Under these conditions, it is expressly agreed that Client shall not transfer the Agreement or any right derived from the access and use of the Area Insights to a third party, whether by a contribution, assignment, concession, merger, demerger, loan or otherwise, including without consideration, or within the group to which Client belongs, without Service Provider’s prior written agreement.
Service Provider reserves the right to use subcontractor(s) of its choice to provide the services in connection with the Services, and shall remain liable to Client for the performance thereof in accordance with the present Terms and subject to the reservations stipulated in the Agreement.
13.3 Entire Agreement
These Terms, including the Policies along with any purchase order and/or special conditions, constitute the entirety of the commitments between You and us. It establishes all of the Parties’ rights and obligations and supersedes all prior oral or written commitments that directly or indirectly concern the subject matter of the agreement between us. This Agreement binding us may only be modified by a written amendment which is signed and designated as such by both Parties (You and us).

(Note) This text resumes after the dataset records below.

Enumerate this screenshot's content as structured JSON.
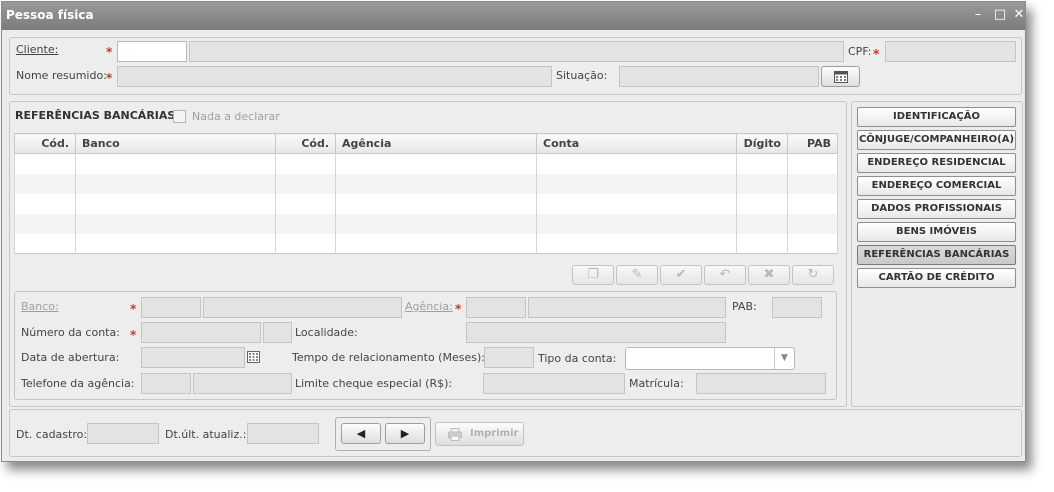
{
  "window": {
    "title": "Pessoa física",
    "minimize": "–",
    "maximize": "□",
    "close": "✕"
  },
  "client": {
    "cliente_label": "Cliente:",
    "cpf_label": "CPF:",
    "nome_resumido_label": "Nome resumido:",
    "situacao_label": "Situação:",
    "required_mark": "*"
  },
  "refs": {
    "title": "REFERÊNCIAS BANCÁRIAS",
    "nada_label": "Nada a declarar",
    "columns": [
      "Cód.",
      "Banco",
      "Cód.",
      "Agência",
      "Conta",
      "Dígito",
      "PAB"
    ]
  },
  "toolbar": {
    "new": "❐",
    "edit": "✎",
    "confirm": "✔",
    "undo": "↶",
    "delete": "✖",
    "refresh": "↻"
  },
  "form": {
    "banco_label": "Banco:",
    "agencia_label": "Agência:",
    "pab_label": "PAB:",
    "numero_conta_label": "Número da conta:",
    "localidade_label": "Localidade:",
    "data_abertura_label": "Data de abertura:",
    "tempo_label": "Tempo de relacionamento (Meses):",
    "tipo_conta_label": "Tipo da conta:",
    "telefone_label": "Telefone da agência:",
    "limite_label": "Limite cheque especial (R$):",
    "matricula_label": "Matrícula:"
  },
  "nav": [
    "IDENTIFICAÇÃO",
    "CÔNJUGE/COMPANHEIRO(A)",
    "ENDEREÇO RESIDENCIAL",
    "ENDEREÇO COMERCIAL",
    "DADOS PROFISSIONAIS",
    "BENS IMÓVEIS",
    "REFERÊNCIAS BANCÁRIAS",
    "CARTÃO DE CRÉDITO"
  ],
  "footer": {
    "dt_cadastro_label": "Dt. cadastro:",
    "dt_atualiz_label": "Dt.últ. atualiz.:",
    "prev": "◀",
    "next": "▶",
    "imprimir": "Imprimir"
  },
  "colors": {
    "required": "#c0392b",
    "titlebar": "#8a8a8a"
  }
}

If any one of the provisions of the Agreement is deemed void under any legal principle, law or regulation, or is invalidated by a court decision, it shall be severed from the Agreement, but the other provisions of the Agreement shall remain in full force and effect.
Unless otherwise specified in the Agreement, a Party’s forbearance in not requiring the enforcement of any clause of the Agreement shall not under any circumstances be deemed a waiver of such Party’s rights under such clause.
13.6 Governing Law - Jurisdiction
These Terms are subject to Czech law. Failing amicable settlement,
any difficulties related to their interpretation or validation, and any
dispute between us will be the exclusive jurisdiction of the Czech
courts, notwithstanding multiple defendants or third-party claim.